Since the election was called I’ve been looking at a number of statistical sources who try to predict the outcome. I’ve been concentrating on sites where lots of individual opinions are aggregated, rather than looking for individual wizards. The three I’ve been regularly checking are:

1. Betfair, an exchange where people set their own odds for bets – in effect, a place which allows customers to be bookmakers. The markets fluctuate in real time as new bets are offered, and therefore it’s a very sensitive minute-by-minute guide to the latest feelings in the electoral-betting marketplace.

2. Sporting index. This is a spread-betting site, in which the sheer weight of money determines what the range of outcomes is on any given bet. If the offer on Tory seats is, say, 320-325, you can either bet that they’ll win fewer than 320 or more than 325. The company makes its money from the range in the middle, and this is, remarkably often, where the result tends to be. Spread betting has been shown to be more accurate than polling when it comes to predicting election results.

3. UK polling report, which collects and summarises opinion polls. Note that the usual question ‘how are you going to vote?’ is different from ‘who do you think will win?’ so these three sources aren’t measuring the exact same thing. (‘If you were voting today for whom would you vote?’ is a subtly different question too. The measure of voting intention tends to rate the Tories about a per centage point higher than the question of whom you prefer today.)

Anyway, I’ve been following all these for two weeks, planning to pass on their wisdoms, but there hasn’t been much to pass on, because the numbers have hardly moved. Two days before the election was called, the betting exchanges were offering to pay £59 on a successful £100 bet on a Tory ruling majority; £215 on no overall control; and £1450 on a Labour ruling majority. The spread on Sporting Index was, as it has consistently been, more bullish about the Tories: the money thought the Tories would win between 334 and 339 seats, ie would have a majority of between 18 and 28 seats. I was tempted to make a small bet on a hung Parliament, and on the Tories underperforming 334 seats, but not tempted enough to actually do anything about it.

Nothing much changed in these figures for two weeks. The odds on a Tory majority wobbled slightly downwards, and the odds on a hung Parliament wobbled slightly up; the Tory seats number headed downwards too. In all cases, the movement was small. On the morning of the first debate, 15 April, you would win £77 for your correct pro-Tory bet; £164 for no overall control; £1700 for Labour. The Tory seat spread was 327-332, i.e. a majority of 4 to 14 seats. At the same time, the opinion polls were suggesting a hung Parliament, with the Tories short by about 20 seats. So things had been fairly static.

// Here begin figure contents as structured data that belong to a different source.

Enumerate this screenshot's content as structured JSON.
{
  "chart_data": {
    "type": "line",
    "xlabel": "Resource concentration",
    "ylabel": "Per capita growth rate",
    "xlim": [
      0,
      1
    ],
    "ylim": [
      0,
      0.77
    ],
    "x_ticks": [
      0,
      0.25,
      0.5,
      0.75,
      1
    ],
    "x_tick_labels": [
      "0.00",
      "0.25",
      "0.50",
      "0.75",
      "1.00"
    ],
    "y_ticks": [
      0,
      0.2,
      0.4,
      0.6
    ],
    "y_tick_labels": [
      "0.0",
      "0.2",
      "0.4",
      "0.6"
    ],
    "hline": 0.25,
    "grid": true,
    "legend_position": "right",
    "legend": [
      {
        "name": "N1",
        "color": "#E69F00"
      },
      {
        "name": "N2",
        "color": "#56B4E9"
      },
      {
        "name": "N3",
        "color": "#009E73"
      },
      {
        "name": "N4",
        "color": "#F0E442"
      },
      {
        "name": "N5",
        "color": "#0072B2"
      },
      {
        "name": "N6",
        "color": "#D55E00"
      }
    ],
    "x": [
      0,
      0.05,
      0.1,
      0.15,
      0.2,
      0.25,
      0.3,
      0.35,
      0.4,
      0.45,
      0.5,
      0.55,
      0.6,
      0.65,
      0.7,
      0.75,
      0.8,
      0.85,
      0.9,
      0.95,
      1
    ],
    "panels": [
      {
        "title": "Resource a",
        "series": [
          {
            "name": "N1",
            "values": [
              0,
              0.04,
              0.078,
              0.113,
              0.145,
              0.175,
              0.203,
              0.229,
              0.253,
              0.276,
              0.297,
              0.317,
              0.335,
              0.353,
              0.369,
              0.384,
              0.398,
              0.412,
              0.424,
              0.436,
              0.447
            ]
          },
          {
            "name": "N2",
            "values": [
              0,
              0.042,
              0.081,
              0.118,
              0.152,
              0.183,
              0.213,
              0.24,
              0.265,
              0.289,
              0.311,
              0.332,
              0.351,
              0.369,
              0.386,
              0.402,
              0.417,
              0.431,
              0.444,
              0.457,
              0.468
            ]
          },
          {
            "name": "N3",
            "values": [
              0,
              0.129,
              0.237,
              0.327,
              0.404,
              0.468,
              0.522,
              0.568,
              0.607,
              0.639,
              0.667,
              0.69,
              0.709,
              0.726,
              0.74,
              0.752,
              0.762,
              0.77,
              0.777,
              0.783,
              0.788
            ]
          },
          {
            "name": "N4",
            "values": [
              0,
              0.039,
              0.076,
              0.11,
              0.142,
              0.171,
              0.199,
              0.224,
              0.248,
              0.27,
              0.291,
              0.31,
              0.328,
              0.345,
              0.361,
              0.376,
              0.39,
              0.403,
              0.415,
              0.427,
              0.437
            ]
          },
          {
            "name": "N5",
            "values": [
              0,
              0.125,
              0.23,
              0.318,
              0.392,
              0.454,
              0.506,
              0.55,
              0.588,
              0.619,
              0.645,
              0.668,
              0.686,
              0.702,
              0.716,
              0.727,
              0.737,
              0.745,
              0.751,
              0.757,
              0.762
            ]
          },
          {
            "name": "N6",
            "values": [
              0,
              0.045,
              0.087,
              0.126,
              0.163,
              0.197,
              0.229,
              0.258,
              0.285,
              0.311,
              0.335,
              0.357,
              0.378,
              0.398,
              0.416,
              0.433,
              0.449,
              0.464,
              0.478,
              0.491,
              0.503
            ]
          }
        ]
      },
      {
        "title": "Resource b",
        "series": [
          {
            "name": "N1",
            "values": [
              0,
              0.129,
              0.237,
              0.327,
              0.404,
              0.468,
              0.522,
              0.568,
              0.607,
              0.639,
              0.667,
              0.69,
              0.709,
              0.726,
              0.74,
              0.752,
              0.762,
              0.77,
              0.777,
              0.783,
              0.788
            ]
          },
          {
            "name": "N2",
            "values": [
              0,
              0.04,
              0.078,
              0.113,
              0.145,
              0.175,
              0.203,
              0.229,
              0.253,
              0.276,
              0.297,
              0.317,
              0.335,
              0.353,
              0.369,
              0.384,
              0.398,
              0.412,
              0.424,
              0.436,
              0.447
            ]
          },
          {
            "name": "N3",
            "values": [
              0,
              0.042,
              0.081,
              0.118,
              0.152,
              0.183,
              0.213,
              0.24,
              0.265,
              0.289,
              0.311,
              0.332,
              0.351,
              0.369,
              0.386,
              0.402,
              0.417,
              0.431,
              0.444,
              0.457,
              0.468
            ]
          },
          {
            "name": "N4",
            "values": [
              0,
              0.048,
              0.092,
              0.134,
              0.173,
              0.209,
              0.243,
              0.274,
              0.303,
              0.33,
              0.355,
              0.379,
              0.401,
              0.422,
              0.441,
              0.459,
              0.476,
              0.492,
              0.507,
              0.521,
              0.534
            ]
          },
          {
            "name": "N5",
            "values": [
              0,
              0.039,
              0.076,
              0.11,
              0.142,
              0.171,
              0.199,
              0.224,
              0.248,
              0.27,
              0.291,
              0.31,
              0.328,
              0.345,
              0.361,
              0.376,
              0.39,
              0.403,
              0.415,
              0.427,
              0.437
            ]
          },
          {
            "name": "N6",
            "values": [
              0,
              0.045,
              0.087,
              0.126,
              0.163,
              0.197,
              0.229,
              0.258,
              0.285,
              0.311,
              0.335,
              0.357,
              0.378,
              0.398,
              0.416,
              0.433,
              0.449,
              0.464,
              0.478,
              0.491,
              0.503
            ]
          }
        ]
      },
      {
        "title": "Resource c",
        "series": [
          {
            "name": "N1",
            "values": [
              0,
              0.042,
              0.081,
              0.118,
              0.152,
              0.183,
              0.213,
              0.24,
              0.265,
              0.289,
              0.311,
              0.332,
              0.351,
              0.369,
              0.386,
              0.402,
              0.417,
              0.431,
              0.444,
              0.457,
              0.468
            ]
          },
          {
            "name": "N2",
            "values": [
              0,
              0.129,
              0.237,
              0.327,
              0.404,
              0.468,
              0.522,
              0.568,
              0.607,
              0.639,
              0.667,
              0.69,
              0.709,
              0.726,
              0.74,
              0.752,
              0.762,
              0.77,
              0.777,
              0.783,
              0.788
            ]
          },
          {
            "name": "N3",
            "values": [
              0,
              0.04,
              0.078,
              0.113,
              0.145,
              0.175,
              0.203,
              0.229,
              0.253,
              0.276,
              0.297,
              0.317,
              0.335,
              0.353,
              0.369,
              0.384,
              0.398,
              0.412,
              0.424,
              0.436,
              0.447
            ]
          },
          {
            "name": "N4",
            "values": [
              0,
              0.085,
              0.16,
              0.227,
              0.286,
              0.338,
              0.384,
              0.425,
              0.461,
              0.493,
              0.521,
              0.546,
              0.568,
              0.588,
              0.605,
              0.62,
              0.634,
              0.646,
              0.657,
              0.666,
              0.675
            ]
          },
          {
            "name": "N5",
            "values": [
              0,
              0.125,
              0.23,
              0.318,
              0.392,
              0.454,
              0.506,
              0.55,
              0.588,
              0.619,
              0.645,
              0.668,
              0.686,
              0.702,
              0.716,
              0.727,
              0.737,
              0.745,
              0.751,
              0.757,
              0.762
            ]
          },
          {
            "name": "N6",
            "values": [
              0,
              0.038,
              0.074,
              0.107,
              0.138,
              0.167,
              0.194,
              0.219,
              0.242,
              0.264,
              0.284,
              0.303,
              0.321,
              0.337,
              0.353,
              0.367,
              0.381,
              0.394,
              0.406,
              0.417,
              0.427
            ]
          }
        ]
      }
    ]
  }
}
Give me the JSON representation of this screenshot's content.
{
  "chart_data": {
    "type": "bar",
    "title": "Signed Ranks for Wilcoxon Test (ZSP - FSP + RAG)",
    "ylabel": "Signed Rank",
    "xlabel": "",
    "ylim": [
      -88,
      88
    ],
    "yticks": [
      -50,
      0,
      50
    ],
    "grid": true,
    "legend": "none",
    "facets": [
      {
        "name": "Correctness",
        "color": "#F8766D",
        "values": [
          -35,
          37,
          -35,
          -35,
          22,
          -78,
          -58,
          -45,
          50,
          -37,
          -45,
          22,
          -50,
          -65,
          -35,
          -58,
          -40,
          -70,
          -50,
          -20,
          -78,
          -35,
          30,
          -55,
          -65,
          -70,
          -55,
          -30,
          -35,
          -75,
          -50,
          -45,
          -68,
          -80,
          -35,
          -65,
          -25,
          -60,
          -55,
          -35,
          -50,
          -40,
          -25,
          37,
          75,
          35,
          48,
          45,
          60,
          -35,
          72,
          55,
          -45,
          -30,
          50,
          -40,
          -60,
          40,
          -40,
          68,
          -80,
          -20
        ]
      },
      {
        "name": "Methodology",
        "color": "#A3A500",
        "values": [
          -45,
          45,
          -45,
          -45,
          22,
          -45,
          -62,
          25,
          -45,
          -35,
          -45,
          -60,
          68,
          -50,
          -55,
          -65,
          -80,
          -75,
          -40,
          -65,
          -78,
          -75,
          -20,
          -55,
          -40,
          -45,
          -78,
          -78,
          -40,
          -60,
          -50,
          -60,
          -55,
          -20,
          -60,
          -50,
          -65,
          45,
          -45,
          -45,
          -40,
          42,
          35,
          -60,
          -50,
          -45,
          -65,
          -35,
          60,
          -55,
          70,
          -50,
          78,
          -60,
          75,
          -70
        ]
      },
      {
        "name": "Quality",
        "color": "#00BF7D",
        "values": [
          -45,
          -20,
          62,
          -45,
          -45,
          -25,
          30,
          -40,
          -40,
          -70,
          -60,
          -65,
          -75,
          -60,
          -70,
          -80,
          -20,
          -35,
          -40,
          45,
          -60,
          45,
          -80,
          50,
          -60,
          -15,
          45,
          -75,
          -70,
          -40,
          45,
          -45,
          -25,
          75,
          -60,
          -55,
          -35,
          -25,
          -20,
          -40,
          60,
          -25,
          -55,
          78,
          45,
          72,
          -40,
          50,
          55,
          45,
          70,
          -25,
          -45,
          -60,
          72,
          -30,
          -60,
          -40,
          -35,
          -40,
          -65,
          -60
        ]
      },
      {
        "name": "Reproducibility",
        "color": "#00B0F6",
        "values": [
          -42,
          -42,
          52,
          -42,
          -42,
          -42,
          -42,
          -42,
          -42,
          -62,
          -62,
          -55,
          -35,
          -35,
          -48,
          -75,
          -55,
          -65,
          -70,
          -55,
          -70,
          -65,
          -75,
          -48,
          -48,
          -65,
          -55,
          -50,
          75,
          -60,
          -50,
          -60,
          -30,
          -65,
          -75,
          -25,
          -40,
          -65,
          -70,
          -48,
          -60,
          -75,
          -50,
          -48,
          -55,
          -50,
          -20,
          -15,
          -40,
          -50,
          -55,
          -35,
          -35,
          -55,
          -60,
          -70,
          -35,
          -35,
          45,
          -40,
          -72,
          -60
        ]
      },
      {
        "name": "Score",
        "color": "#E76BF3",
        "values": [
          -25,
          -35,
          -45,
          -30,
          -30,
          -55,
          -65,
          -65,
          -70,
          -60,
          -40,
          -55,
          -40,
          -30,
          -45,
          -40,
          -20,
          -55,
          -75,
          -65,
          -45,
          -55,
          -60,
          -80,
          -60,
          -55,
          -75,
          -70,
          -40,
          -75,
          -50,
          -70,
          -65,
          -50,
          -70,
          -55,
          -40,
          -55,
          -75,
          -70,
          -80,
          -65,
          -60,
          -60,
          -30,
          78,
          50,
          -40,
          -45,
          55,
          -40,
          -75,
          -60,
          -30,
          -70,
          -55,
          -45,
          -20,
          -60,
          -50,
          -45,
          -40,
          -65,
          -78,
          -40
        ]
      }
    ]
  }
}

But the debate has completely changed these numbers. The Tories aren’t the money favourites any more. They and the hung Parliament have effectively changed places. That £100 would now earn £172 if the Tories win, £73 for no overall control, and £2700 for Labour. Even the Tory-favouring spread betting is suggesting 307-312 seats, ie a Tory minority of 36-26. The polls suggest a hung Parliament with Labour the biggest party, 39 seats short of a majority.

Wow! Inside the two big parties, quite a few people are going to be doing a lot of Told You So – remember, one of the big parties’ main reasons for not having these debates was the advantage it would give the Lib Dems. The insiders’ view, I gather, is that this effect will not linger, once the Great British Public has its attention drawn to the Lib Dems policies on Europe and immigration (they’re in favour). At things currently stand, though, the numbers and not just the commentariat suggest that the debate has changed the election.